Démarrée lundi 24 août 2026, la rencontre réunit aussi les experts et facilitateurs engagés dans la mise en œuvre de l’accord et se veut un cadre d’appropriation par ces acteurs proches des communautés, du contenu de cet accord.
Adopté en juin 2023 et couvrant plus des deux tiers des océans, l’Accord BBNJ est mis en œuvre depuis janvier 2026, avec une forte implication de la diplomatie française.
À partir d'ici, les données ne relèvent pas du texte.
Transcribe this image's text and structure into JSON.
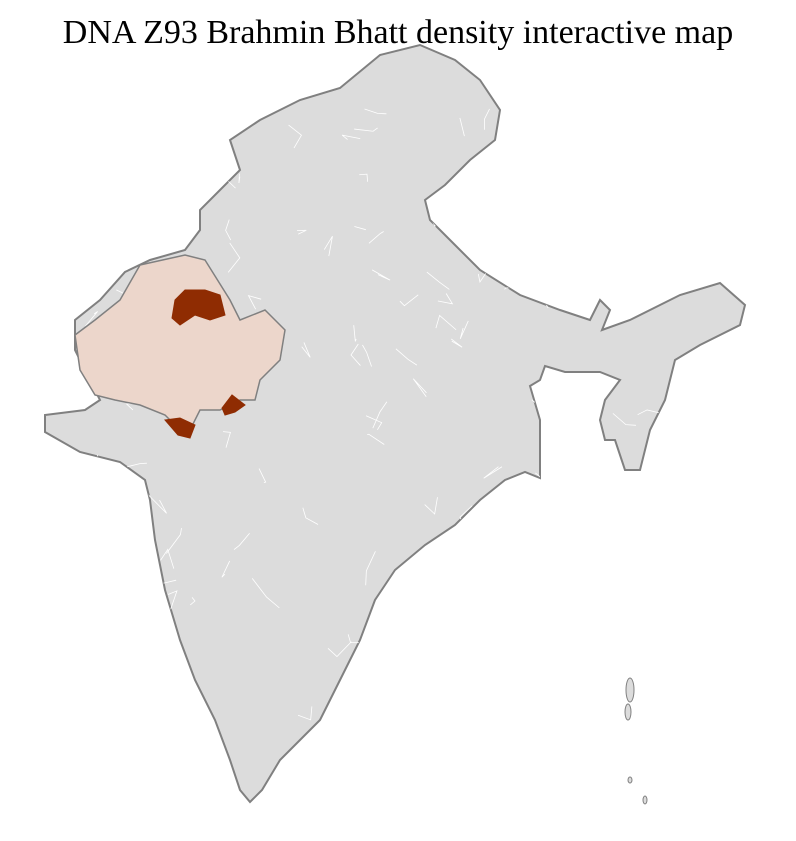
{
  "title": "DNA Z93 Brahmin Bhatt density interactive map",
  "colors": {
    "base": "#dcdcdc",
    "state_border": "#808080",
    "district_border": "#ffffff",
    "low_density": "#ecd6cb",
    "high_density": "#8f2c02"
  },
  "highlighted_regions": [
    {
      "region": "Rajasthan",
      "level": "low"
    },
    {
      "region": "North Rajasthan districts",
      "level": "high"
    },
    {
      "region": "South Rajasthan districts",
      "level": "high"
    }
  ]
}
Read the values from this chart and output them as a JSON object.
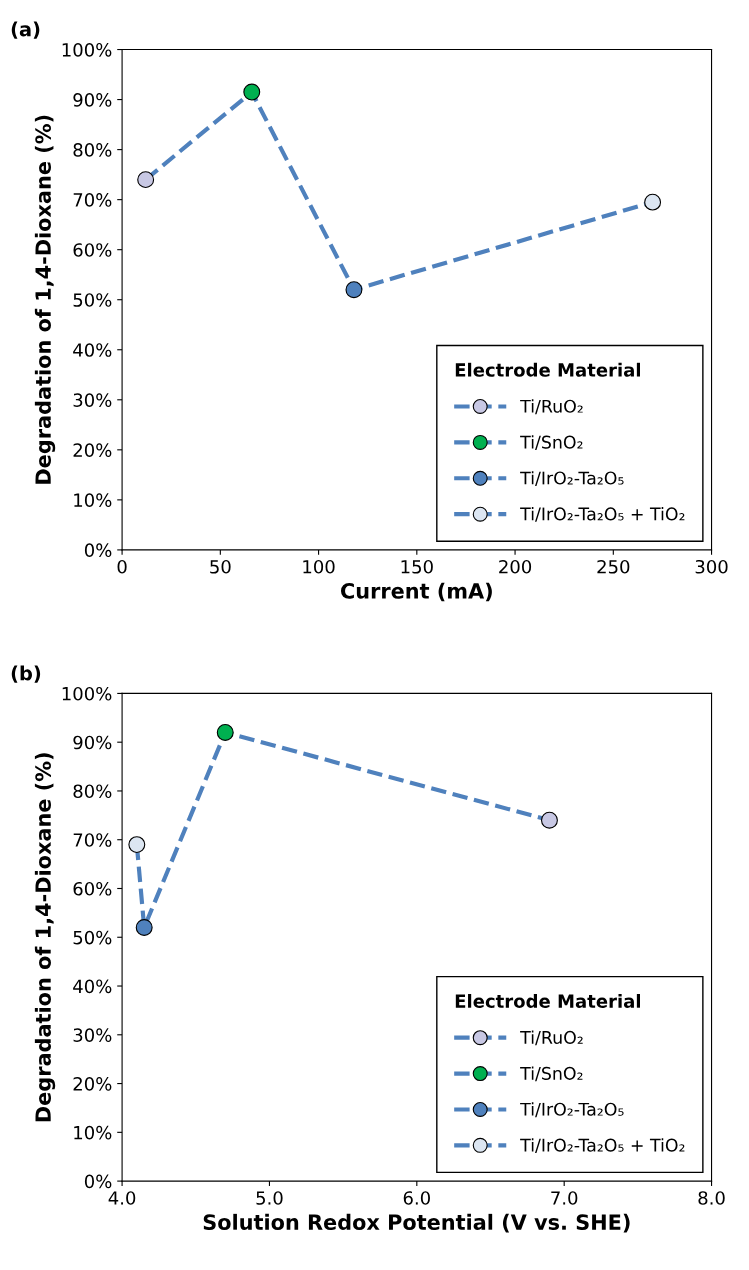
{
  "chart_data": [
    {
      "type": "scatter",
      "title": "(a)",
      "xlabel": "Current (mA)",
      "ylabel": "Degradation of 1,4-Dioxane (%)",
      "legend_title": "Electrode Material",
      "legend": "bottom right",
      "marker": "circle",
      "xlim": [
        0,
        300
      ],
      "xticks": [
        0,
        50,
        100,
        150,
        200,
        250,
        300
      ],
      "ylim": [
        0,
        100
      ],
      "yticks": [
        {
          "value": 0,
          "label": "0%"
        },
        {
          "value": 10,
          "label": "10%"
        },
        {
          "value": 20,
          "label": "20%"
        },
        {
          "value": 30,
          "label": "30%"
        },
        {
          "value": 40,
          "label": "40%"
        },
        {
          "value": 50,
          "label": "50%"
        },
        {
          "value": 60,
          "label": "60%"
        },
        {
          "value": 70,
          "label": "70%"
        },
        {
          "value": 80,
          "label": "80%"
        },
        {
          "value": 90,
          "label": "90%"
        },
        {
          "value": 100,
          "label": "100%"
        }
      ],
      "series": [
        {
          "type": "line",
          "marker": "none",
          "line_style": "dashed",
          "color": "#4f81bd",
          "x": [
            12,
            66,
            118,
            270
          ],
          "values": [
            74,
            91.5,
            52,
            69.5
          ]
        },
        {
          "name": "Ti/RuO₂",
          "color": "#c8c8e4",
          "x": [
            12
          ],
          "values": [
            74
          ]
        },
        {
          "name": "Ti/SnO₂",
          "color": "#00b050",
          "x": [
            66
          ],
          "values": [
            91.5
          ]
        },
        {
          "name": "Ti/IrO₂-Ta₂O₅",
          "color": "#4f81bd",
          "x": [
            118
          ],
          "values": [
            52
          ]
        },
        {
          "name": "Ti/IrO₂-Ta₂O₅ + TiO₂",
          "color": "#dce6f2",
          "x": [
            270
          ],
          "values": [
            69.5
          ]
        }
      ]
    },
    {
      "type": "scatter",
      "title": "(b)",
      "xlabel": "Solution Redox Potential (V vs. SHE)",
      "ylabel": "Degradation of 1,4-Dioxane (%)",
      "legend_title": "Electrode Material",
      "legend": "bottom right",
      "marker": "circle",
      "xlim": [
        4,
        8
      ],
      "xticks": [
        {
          "value": 4,
          "label": "4.0"
        },
        {
          "value": 5,
          "label": "5.0"
        },
        {
          "value": 6,
          "label": "6.0"
        },
        {
          "value": 7,
          "label": "7.0"
        },
        {
          "value": 8,
          "label": "8.0"
        }
      ],
      "ylim": [
        0,
        100
      ],
      "yticks": [
        {
          "value": 0,
          "label": "0%"
        },
        {
          "value": 10,
          "label": "10%"
        },
        {
          "value": 20,
          "label": "20%"
        },
        {
          "value": 30,
          "label": "30%"
        },
        {
          "value": 40,
          "label": "40%"
        },
        {
          "value": 50,
          "label": "50%"
        },
        {
          "value": 60,
          "label": "60%"
        },
        {
          "value": 70,
          "label": "70%"
        },
        {
          "value": 80,
          "label": "80%"
        },
        {
          "value": 90,
          "label": "90%"
        },
        {
          "value": 100,
          "label": "100%"
        }
      ],
      "series": [
        {
          "type": "line",
          "marker": "none",
          "line_style": "dashed",
          "color": "#4f81bd",
          "x": [
            4.1,
            4.15,
            4.7,
            6.9
          ],
          "values": [
            69,
            52,
            92,
            74
          ]
        },
        {
          "name": "Ti/RuO₂",
          "color": "#c8c8e4",
          "x": [
            6.9
          ],
          "values": [
            74
          ]
        },
        {
          "name": "Ti/SnO₂",
          "color": "#00b050",
          "x": [
            4.7
          ],
          "values": [
            92
          ]
        },
        {
          "name": "Ti/IrO₂-Ta₂O₅",
          "color": "#4f81bd",
          "x": [
            4.15
          ],
          "values": [
            52
          ]
        },
        {
          "name": "Ti/IrO₂-Ta₂O₅ + TiO₂",
          "color": "#dce6f2",
          "x": [
            4.1
          ],
          "values": [
            69
          ]
        }
      ]
    }
  ]
}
Il vise notamment à assurer la conservation et l’utilisation durable de la biodiversité marine dans les zones situées au-delà de la juridiction nationale.
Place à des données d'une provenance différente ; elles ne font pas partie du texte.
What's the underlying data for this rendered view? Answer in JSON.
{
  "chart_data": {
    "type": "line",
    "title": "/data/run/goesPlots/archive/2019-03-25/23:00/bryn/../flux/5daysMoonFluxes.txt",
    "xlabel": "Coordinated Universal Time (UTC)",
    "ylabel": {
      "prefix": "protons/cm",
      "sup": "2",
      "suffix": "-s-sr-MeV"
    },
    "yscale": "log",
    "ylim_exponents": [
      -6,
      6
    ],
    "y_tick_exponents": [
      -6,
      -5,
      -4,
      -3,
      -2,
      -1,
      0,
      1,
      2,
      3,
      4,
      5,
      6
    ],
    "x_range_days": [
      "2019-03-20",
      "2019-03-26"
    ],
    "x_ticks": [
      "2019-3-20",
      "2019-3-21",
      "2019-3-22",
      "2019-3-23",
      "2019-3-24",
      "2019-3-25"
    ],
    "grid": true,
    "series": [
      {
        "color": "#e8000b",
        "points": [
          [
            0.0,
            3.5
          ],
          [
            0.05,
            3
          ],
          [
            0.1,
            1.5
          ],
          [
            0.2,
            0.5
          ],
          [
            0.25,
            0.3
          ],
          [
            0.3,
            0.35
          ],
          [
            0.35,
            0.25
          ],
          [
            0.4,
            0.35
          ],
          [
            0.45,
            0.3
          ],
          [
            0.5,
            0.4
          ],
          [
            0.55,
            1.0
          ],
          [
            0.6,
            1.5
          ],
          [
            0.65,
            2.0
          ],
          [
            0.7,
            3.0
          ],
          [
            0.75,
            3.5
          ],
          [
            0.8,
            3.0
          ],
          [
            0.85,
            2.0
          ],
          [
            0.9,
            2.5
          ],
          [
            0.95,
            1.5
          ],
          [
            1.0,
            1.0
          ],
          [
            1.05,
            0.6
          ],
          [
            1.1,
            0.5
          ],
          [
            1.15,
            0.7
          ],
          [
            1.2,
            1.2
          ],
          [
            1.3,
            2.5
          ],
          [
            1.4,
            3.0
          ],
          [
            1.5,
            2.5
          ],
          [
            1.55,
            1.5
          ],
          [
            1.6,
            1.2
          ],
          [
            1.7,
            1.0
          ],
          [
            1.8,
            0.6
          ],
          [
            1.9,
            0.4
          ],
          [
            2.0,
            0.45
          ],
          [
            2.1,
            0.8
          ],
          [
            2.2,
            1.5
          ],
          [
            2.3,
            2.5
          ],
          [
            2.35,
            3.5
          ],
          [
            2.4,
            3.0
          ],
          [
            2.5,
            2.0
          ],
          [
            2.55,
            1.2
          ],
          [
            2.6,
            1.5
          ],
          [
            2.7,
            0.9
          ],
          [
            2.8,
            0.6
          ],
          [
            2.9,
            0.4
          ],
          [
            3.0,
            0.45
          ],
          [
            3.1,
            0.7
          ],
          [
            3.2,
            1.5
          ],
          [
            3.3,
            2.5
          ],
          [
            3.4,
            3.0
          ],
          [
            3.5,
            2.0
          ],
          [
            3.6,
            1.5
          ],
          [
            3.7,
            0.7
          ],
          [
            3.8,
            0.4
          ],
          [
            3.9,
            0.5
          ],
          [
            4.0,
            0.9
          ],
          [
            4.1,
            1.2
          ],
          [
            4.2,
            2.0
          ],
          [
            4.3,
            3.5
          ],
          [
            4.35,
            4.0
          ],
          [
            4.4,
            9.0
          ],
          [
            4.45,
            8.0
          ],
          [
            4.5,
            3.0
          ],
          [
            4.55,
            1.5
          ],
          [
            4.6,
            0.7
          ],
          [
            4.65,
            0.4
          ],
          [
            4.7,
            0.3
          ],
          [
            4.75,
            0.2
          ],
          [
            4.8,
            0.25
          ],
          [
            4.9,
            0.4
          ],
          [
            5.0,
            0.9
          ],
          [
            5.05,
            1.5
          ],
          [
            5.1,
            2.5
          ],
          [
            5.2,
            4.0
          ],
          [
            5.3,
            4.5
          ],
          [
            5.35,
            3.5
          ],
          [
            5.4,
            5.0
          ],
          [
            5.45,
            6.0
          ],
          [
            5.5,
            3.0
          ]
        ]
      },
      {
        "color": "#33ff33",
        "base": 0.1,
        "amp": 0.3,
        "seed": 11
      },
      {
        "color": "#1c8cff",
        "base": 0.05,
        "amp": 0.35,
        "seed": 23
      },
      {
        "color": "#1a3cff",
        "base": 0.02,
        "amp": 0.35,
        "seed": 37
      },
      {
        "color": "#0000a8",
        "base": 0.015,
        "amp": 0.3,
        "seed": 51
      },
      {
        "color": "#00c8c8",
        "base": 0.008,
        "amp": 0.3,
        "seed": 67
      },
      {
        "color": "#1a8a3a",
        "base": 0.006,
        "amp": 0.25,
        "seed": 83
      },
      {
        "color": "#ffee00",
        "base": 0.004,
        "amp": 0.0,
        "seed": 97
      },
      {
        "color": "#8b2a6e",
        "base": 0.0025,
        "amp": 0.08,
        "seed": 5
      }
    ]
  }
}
Il s’agit ainsi, à travers ce conclave, d’outiller la société civile togolaise sur le cadre d’application de cet accord, les modalités de mise en place des outils de gestion spatiale, notamment des aires marines protégées.
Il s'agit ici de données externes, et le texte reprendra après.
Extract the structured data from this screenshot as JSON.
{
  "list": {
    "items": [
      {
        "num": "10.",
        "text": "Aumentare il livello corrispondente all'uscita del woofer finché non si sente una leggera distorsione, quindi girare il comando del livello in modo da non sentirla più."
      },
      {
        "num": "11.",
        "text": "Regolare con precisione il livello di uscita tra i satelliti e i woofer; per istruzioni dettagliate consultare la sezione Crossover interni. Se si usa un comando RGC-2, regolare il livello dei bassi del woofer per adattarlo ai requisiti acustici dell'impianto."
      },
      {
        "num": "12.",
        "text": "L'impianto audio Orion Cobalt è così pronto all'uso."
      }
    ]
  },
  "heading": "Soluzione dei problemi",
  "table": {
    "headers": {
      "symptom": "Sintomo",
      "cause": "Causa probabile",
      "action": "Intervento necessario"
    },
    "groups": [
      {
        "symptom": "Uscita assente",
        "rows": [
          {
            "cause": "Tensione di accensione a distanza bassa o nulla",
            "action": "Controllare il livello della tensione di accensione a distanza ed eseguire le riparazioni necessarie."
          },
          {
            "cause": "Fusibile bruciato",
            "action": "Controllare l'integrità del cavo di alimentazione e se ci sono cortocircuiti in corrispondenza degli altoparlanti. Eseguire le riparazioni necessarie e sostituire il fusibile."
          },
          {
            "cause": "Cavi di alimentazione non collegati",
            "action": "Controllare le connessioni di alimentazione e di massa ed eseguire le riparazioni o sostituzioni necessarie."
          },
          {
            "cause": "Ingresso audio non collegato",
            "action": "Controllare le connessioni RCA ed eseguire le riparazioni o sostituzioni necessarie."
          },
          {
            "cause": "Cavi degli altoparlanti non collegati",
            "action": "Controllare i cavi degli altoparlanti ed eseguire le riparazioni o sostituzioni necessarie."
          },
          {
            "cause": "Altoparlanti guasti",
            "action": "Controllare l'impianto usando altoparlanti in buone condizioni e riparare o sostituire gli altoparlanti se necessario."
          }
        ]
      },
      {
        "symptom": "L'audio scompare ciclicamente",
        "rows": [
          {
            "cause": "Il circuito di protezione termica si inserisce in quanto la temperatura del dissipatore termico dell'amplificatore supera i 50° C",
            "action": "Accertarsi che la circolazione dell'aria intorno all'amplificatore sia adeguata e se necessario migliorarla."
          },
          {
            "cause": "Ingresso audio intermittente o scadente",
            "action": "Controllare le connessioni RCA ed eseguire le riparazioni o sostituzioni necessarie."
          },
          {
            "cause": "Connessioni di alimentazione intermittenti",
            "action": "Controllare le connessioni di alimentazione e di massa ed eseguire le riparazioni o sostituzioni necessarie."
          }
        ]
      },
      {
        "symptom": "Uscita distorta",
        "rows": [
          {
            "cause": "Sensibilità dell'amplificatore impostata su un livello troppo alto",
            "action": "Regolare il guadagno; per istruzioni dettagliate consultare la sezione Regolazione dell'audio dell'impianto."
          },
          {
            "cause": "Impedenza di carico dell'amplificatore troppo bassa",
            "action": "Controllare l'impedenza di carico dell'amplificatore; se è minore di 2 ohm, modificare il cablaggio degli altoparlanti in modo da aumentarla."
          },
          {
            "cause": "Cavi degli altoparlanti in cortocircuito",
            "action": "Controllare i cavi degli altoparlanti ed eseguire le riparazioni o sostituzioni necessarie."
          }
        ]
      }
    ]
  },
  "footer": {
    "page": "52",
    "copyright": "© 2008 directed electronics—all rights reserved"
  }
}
L’Accord BBNJ vise également l’évaluation des impacts environnementaux des activités marines. Il prévoit aussi des mécanismes de renforcement des capacités et de transfert de technologies marines, en particulier à destination des Etats parties en développement. Des informations qui seront partagées à travers cet atelier.
« Pour le Togo, la mer n’est pas seulement une frontière. Elle est un espace de vie, de production, de coopération et de responsabilité, reliant les communautés, les collectivités, la société civile et l’Etat", a indiqué Laré Penn, Chef de Cabinet au Haut Conseil pour la mer.
Il a poursuivi en précisant que les collectivités territoriales ont une responsabilité de proximité irremplaçable. Car, explique M. Penn, elles connaissent les besoins, les vulnérabilités et les dynamiques communautaires.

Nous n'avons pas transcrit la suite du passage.